Legal and Regulatory Warnings for AR/VR Startups

Live-blogging from Augmented World Expo 2017

photo credit Mark Piszczor

Yesterday afternoon I had the pleasure of presenting with Captain Joe Rampolla on Legal and Regulatory Updates at AWE 2017. The full video will be posted on AWE’s YouTube channel, but in the meantime, here’s a short summary of our presentation.

Our three takeaways were (1) Disruption will be met with resistance; (2) Mo’ money, mo’ problems, and (3) A startup by any other name is still a startup.
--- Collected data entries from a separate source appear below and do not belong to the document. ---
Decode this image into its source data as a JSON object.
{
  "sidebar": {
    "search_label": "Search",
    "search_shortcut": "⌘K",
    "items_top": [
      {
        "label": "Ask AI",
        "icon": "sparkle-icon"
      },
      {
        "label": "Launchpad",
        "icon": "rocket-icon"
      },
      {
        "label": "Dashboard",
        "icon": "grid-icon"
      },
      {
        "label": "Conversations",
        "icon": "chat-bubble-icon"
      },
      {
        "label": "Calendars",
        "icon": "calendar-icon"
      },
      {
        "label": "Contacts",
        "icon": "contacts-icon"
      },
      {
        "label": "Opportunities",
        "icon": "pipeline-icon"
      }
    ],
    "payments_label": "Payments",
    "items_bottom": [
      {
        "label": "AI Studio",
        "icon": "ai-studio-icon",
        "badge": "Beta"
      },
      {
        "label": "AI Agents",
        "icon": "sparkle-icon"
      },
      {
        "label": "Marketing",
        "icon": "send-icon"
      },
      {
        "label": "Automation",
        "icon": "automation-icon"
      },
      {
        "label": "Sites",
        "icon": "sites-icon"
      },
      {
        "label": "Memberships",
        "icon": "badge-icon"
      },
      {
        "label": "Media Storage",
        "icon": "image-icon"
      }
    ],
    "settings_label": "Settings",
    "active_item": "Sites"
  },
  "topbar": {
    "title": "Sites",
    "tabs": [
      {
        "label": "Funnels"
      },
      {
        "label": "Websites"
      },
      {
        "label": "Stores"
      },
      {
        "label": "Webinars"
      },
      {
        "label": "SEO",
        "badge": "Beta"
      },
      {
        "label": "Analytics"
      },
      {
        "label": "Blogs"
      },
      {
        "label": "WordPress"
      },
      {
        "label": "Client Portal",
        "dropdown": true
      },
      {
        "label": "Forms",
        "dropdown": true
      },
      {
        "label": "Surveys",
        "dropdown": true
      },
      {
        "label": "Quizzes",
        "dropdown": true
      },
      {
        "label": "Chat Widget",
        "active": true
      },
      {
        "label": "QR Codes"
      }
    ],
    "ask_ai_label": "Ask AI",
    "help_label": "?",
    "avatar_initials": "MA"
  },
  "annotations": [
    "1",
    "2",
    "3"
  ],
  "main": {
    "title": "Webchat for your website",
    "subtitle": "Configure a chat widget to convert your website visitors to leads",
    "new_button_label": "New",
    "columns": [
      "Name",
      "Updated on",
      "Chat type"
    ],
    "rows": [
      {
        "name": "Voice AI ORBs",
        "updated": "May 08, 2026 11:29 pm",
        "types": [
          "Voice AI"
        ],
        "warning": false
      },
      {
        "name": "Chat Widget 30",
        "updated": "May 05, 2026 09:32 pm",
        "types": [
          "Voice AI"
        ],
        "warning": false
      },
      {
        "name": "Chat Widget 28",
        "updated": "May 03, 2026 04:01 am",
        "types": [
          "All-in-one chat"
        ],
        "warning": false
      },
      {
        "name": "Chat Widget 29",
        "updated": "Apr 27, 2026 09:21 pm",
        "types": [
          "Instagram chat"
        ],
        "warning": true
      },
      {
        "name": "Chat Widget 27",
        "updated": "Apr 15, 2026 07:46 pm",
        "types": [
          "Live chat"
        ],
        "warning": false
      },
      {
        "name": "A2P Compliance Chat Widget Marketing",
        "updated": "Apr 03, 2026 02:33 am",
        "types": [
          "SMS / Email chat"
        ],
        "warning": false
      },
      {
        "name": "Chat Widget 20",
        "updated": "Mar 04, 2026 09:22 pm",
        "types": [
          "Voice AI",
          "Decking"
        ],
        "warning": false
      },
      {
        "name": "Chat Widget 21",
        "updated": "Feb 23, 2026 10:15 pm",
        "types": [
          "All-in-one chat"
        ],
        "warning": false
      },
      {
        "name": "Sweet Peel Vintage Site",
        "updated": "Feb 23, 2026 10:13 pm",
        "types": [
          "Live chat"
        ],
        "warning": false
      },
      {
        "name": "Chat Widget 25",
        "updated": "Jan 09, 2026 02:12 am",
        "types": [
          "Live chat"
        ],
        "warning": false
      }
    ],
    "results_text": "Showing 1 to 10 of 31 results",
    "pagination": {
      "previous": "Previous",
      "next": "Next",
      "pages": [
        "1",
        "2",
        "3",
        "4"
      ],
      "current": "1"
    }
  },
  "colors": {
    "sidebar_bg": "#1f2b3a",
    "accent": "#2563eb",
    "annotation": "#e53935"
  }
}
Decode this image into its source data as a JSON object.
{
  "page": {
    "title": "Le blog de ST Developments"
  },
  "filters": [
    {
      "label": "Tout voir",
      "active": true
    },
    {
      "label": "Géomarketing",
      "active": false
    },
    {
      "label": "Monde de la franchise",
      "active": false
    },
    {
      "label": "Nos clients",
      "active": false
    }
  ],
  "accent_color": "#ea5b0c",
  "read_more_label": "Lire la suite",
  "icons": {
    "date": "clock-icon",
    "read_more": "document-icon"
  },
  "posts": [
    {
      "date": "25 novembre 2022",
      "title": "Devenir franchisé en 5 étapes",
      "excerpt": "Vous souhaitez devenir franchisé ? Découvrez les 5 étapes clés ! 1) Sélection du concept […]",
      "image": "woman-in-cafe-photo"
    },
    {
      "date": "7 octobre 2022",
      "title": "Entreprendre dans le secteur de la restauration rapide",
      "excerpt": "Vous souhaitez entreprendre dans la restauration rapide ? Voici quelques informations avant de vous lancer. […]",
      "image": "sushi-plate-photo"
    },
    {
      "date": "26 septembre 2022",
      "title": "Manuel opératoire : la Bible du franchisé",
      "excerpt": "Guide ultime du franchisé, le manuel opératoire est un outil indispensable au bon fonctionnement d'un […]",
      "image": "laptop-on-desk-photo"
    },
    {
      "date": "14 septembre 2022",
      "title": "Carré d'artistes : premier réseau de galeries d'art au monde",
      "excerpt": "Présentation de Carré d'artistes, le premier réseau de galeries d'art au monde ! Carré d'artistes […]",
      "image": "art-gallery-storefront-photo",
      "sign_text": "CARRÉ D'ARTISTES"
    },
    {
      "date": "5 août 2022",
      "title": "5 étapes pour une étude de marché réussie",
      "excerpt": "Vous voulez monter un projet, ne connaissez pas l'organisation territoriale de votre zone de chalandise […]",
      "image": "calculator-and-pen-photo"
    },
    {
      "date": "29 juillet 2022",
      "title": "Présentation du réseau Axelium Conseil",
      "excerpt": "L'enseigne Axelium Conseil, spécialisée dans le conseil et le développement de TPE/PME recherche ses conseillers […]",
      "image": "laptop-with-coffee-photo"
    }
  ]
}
Disruption will be met with resistance

AR sometimes drives human behavior in ways to which authorities aren’t accustomed. This can lead to knee-jerk overreactions. We saw this beginning in 2011 with police responses to Ingress players, and we saw it with the out-sized reactions to the swarms of Pokemon Go players–most notably in the form of the unconstitutional ordinance regulating AR games passed by Milwaukee County. This phenomenon was a large part of the reason Congress held its first hearing on AR last fall.

AR and VR are also disrupting our notions of privacy. Smart eyewear puts cameras in people’s faces, which many find invasive. Wearable devices will be tracking all sort of information about us, including our geolocation, facial features, eye movements, gaze, gestures, and more. Some of this recording activity may be considered an invasion of privacy, if courts and society deem it to be unreasonable. This information will also be stored somewhere, making it potentially discoverable in litigation and by hackers, if not adequately secured.

Mo’ money, mo’ problems

Anytime an emerging industry starts to mature to the point where people are making and investing money in it, the regulators start paying more attention, and the lawsuits come out of the woodwork. The Senate Transportation and Commerce Committee has already taken notice of AR, and more recently a group of legislators formed the Reality Caucus to examine AR/VR issues. In the absence of on-point laws and regulations, we can also expect agencies like the Federal Trade Commission to step in and regulate what it deems to be “unfair and deceptive trade practices” in AR/VR. Likely targets for such regulation include AR advertising (which is finally taking off, thanks to Snap World Lenses), accuracy in virtual representations of commercial objects, and product liability issues with AR/VR eyewear.

Joe also described what he believes is a spearfishing campaign targeting AR professionals.

A startup by any other name …

95% of the legal and regulatory issues faced by AR/VR startups are the same ones encountered by startups in all other industries. For example, you need to be careful who you go into business with and how well your foundational agreements are drafted–as evidenced by a lawsuit pending in New Jersey between two AR entrepreneurs. You need to protect your patents and other IP. You need solid, customized privacy policies and data security. And you should choose skilled lawyers and business advisors to guide you through the early challenges of getting your business off the ground.

Special shout-outs to Mitchell Kominsky, another lawyer who planned to join us but was unable to do so, and Mark Piszczor for moderating the room.